Но только не на того напал голос-то. Стойкий оказался на всякого рода соблазны, не шевельнулся даже, только и подумал сквозь полудрёму: ещё раз скажет, так тому и быть, схожу. Проведаю. Едва успел глаза сомкнуть и предаться в сладкие лапы Морфея, голос и заявился.
«Что ж, не даст ведь спать, как пить дать, не даст. Пойду, схожу», – слез он с печи нехотя и во дворе, в каком-то закутку отыскал лопату. Вся ржой покрылась лопата, что и неудивительно, когда ею последний раз копали. Никто, поди не помнит…
Ефремушка, устроившись удобно, вещал, что кукушка, усевшись на суку удобно, кукует. Да так складно рассказывает, словно всю жизнь только тем и занимался. Да и по существу, что ему сейчас делать, Прошка управляет лошадьми, одно лишь и остаётся: языком чесать.

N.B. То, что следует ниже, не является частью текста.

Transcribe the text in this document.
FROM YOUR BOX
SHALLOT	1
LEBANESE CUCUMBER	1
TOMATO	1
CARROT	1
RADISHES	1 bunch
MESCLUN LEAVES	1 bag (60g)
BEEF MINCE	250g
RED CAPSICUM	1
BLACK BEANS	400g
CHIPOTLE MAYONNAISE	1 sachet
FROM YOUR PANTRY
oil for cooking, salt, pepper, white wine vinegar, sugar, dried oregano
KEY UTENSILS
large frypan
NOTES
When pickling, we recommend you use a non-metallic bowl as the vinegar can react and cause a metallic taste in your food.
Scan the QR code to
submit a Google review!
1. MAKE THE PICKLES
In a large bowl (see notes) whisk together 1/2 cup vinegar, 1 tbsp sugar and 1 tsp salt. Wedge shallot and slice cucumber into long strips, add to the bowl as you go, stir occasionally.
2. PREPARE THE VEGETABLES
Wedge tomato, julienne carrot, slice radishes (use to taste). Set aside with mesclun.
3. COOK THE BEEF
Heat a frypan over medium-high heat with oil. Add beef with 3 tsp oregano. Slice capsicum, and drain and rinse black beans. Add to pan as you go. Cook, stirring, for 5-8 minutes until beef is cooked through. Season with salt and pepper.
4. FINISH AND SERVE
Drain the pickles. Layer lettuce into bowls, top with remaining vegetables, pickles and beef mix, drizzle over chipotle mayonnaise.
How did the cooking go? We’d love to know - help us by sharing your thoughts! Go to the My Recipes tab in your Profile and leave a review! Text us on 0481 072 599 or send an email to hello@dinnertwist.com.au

Лизавета. Находясь напротив него, ловила каждое слово и только раз вставила слово: – а что? Клад и вправду был-то хоть?
На что Ефремушка невозмутимо ответил, не моргнув глазом: госпожа Лизавета. Мне-то откуда, то может быть известно. Дело-то при царе Горохе было, – да и таким серьёзным тоном, как если бы оправдывался за какую-никакую оплошность. – Вы, госпожа, сами просили рассказывать, а теперича мне допрос устраиваете…
– Полно, Ефремушка. Уже и спросить нельзя…
Поворчав для виду, он продолжил свою сказку, что, то ли где слышал, то ли сам на ходу придумывал. Но занятно рассказывал: только он за ограду вышел, что двор от улицы отделяла прошёл немного, навстречу ему сосед. А скупой был сосед, зимой снега не выпросишь. Ну увидел он мужичонку, что и днём не выходил на улицу, а тут ночью объявился. Червь подозрения тут же закрался ему в душу: неспроста ленивый на улицу вышел, ох, неспроста, и решил расспросить.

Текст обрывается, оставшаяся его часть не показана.